LIGHT ADAPTATION BY NATURAL PHYTOPLANKTON POPULATIONS, AND ITS CONTROL BY IRON LIMITATION

M.A. van Leeuwe, T. van Oijen (RUG) Introduction

The Southern Ocean is a turbulent area, with deep wind mixed layers. The Open ocean area is furthermore characterized by low concentrations of trace metals. The low biomass of phytoplankton, generally encountered in these regions, is hypothesized to be under control of the variable light climate and low iron concentrations (Chisholm et al. 1991). Iron is essential in photosynthesis, as it forms a structural component of the photosystems. An interaction of iron and light limitation can be envisioned, if iron-deplete cells are unable to use the available light. Previous experiments have shown that photosysthesis is indeed limited by iron limitation (van Leeuwe et al.1998). It was also found, however, that the pigment composition was not affected by iron limitation. This was confirmed in lab experiments, where it was found that the light utilization efficiency was target of iron limitation, whereas the absorption capacity of the cells was not affected (van Leeuwe & de Baar subm.), This led to the hypothesis that whereas on the long term photoadaptation by phytoplankton is not limited by iron limitation, short term adaptation may well be inhibited.
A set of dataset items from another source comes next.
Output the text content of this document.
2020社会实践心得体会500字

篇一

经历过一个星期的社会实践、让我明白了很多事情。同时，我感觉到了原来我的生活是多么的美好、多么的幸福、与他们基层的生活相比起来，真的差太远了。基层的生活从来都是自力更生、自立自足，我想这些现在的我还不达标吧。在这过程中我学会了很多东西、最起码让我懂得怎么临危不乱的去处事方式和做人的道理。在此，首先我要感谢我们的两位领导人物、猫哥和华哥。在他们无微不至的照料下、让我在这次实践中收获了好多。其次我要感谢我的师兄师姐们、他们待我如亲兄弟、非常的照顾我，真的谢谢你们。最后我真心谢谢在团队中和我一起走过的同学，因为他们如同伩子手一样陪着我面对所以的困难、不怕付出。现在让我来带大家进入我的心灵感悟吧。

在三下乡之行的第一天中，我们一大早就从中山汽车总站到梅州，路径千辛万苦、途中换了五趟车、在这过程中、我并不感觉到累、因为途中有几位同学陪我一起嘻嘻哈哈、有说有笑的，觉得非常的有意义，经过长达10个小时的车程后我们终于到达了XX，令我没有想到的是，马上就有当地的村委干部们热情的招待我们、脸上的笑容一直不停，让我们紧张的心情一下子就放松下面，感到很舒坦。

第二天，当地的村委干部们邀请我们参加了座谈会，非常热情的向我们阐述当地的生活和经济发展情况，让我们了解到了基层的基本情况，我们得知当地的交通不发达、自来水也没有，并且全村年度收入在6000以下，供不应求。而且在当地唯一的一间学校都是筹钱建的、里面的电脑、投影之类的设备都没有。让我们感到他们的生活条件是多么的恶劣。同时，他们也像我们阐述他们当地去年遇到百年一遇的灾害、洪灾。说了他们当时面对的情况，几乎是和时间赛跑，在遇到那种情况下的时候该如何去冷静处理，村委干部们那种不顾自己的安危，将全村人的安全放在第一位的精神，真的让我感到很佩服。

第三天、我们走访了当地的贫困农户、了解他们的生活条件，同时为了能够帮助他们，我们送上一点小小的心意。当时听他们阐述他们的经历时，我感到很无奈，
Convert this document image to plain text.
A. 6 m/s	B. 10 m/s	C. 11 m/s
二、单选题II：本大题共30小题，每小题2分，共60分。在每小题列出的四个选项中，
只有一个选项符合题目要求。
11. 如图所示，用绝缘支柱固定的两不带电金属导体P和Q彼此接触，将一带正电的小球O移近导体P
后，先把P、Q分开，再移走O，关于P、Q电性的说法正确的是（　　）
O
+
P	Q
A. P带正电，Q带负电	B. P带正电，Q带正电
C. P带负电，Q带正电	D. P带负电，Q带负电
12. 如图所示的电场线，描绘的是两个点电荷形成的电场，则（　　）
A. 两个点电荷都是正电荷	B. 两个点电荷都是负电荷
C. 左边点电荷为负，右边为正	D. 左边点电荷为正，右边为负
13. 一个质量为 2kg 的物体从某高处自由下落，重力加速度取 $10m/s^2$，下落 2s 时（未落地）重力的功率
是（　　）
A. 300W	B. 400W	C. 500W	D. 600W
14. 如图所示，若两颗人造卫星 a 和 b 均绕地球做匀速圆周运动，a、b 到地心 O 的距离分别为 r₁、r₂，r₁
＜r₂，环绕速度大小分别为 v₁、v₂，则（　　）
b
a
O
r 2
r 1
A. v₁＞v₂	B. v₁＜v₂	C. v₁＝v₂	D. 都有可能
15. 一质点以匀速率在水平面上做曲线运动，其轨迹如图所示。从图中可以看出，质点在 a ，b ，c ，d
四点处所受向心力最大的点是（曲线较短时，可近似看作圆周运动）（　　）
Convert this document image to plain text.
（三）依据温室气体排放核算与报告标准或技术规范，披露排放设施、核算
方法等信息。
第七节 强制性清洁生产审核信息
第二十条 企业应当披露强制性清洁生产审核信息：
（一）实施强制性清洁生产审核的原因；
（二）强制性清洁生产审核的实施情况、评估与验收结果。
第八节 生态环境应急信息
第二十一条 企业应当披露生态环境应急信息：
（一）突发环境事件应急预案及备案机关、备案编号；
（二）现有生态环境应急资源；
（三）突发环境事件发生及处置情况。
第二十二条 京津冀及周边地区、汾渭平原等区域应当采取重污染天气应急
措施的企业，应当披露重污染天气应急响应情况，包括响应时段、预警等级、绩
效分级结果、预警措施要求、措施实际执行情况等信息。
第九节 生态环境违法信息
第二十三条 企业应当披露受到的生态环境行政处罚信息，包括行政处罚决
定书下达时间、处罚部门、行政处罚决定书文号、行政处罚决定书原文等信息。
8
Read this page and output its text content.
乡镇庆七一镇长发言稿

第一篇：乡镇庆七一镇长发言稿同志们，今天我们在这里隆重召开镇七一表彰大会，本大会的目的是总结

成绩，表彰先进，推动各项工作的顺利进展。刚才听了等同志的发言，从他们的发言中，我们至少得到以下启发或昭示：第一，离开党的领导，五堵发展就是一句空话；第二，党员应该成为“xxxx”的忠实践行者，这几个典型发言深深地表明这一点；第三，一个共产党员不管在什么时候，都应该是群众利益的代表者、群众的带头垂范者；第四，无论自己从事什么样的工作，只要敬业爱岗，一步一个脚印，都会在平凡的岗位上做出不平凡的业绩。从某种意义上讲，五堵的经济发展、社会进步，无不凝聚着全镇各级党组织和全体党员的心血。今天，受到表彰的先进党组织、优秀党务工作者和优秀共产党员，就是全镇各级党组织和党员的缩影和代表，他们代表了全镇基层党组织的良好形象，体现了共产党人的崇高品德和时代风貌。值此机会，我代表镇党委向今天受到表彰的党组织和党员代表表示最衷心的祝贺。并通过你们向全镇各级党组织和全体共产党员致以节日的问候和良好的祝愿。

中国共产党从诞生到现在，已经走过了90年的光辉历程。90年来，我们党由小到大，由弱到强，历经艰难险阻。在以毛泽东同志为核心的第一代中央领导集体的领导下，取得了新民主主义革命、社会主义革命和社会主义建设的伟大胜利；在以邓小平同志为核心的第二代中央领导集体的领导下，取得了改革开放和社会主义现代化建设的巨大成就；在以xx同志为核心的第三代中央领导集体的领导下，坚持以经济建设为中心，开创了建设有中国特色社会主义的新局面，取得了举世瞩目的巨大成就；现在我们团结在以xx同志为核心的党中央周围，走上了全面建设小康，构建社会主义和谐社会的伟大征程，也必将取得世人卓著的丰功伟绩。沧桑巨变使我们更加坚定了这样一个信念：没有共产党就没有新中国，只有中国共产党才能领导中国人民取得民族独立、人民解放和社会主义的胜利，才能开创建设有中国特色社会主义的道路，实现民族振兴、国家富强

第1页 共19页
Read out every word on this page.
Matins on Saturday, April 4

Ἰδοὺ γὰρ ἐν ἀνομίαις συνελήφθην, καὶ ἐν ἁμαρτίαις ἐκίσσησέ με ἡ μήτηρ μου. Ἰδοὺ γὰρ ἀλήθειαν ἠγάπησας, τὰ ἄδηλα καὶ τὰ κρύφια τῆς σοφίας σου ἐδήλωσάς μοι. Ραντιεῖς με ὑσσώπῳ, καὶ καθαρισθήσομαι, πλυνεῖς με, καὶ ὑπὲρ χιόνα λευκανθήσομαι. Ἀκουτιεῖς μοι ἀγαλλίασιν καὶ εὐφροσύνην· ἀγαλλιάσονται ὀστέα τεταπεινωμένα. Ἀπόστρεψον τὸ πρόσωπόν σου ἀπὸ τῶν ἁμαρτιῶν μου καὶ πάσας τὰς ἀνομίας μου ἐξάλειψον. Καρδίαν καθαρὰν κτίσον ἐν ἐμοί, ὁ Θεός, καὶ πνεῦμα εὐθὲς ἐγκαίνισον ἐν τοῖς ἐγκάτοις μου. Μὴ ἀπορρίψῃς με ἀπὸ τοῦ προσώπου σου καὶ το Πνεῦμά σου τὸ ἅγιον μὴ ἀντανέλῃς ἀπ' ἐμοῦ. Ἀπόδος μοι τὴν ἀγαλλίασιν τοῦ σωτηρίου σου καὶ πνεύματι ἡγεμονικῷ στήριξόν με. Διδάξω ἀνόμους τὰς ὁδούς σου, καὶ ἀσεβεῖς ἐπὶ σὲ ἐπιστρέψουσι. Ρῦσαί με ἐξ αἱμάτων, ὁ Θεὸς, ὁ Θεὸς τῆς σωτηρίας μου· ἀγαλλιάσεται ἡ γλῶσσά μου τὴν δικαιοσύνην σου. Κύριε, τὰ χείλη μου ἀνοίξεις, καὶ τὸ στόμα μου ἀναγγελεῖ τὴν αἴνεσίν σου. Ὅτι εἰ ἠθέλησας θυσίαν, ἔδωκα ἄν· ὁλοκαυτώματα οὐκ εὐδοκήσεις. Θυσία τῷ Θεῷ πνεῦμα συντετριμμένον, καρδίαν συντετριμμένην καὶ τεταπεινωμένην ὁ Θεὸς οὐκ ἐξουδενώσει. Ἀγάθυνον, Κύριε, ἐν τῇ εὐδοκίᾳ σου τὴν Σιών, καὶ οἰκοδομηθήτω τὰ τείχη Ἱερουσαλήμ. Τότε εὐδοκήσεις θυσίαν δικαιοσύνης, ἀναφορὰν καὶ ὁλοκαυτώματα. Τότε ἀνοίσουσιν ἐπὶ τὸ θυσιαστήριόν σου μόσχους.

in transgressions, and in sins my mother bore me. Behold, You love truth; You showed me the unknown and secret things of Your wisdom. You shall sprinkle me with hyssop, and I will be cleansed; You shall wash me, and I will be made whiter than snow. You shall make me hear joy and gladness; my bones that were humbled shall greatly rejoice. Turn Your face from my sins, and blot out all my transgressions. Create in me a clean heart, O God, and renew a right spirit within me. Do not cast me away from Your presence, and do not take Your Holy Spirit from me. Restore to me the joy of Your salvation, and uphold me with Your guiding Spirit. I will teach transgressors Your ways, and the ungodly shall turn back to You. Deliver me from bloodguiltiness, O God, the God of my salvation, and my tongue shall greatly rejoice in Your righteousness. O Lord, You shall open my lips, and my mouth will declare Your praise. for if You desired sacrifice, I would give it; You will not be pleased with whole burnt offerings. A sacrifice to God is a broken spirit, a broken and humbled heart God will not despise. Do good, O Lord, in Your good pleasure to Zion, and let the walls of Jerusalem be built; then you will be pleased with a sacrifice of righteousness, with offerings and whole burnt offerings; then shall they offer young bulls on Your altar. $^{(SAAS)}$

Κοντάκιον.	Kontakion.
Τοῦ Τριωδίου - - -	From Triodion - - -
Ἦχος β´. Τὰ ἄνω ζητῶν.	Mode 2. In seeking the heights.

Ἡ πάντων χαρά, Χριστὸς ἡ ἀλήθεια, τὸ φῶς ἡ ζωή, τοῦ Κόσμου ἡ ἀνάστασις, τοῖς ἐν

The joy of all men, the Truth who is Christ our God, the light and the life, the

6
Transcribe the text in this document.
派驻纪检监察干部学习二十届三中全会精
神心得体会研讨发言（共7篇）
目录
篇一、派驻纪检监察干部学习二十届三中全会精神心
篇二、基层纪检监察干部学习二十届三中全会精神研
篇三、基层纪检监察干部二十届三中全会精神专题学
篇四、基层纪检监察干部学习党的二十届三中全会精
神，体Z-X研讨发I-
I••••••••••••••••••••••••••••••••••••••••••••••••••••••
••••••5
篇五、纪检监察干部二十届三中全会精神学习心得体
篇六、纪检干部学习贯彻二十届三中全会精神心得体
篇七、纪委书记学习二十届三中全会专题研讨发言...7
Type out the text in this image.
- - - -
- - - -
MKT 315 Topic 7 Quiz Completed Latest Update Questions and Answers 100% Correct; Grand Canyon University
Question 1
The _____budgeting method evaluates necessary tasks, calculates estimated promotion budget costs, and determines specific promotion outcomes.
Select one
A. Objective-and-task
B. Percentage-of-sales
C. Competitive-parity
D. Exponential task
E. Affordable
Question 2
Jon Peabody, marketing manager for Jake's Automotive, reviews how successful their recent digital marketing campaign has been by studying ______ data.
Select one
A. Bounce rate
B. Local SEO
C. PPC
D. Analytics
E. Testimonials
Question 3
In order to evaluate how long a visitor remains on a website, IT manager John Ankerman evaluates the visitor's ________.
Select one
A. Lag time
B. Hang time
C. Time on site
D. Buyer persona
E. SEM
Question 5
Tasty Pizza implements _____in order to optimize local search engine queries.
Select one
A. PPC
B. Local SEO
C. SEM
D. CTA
Two aspects of photoadaptation were studied On this cruise.

Photoadaptation on a short time scale requires flexibility of the photosynthetic membranes (Kroon et al. 1994), and involves changes in cell metabolism. The integrity of the membranes is affected by iron limitation. Therefore, a quick re- sponse by the algae to changes in light conditions may be inhibited. To study the response in photosynthesis, fluorescence was measured. In addition, chlorophyll was analyzed. During periods of reduced photosynthetic activity, cells may use a storage pool of polysaccharides, to support a basic metabolism. Iron limitation results in a reduction in this pool, and thus affects the vitality of the cell under light Stress. Various cell metabolites, including carbohydrates, are studied to gain insight in the way cell metabolism is affected by iron limitation.

Material & Methods 1. Deck incubations

Deck incubations were performed to study the photosynthetic response of algae under natural conditions. At dawn, surface water was sampled using buckets, at several sites in the Polar Frontal region (Table 1). The plankton was incubated in 20L polycarbonate bottles (Nalgene) in a deck incubator, at 4 different light

intensities (100, 60, 40, 20% of incedent irradiance). After 5 hrs of daylight samples were taken for fluorescence measurements and pigment composition. In addition, cellular fluorescence and cell size were recorded using flow cytometry. At sunset, and after 5 hours of darkness, samples were taken for carbohydrates, POC/PON, chlorophyll and flow cytonietry.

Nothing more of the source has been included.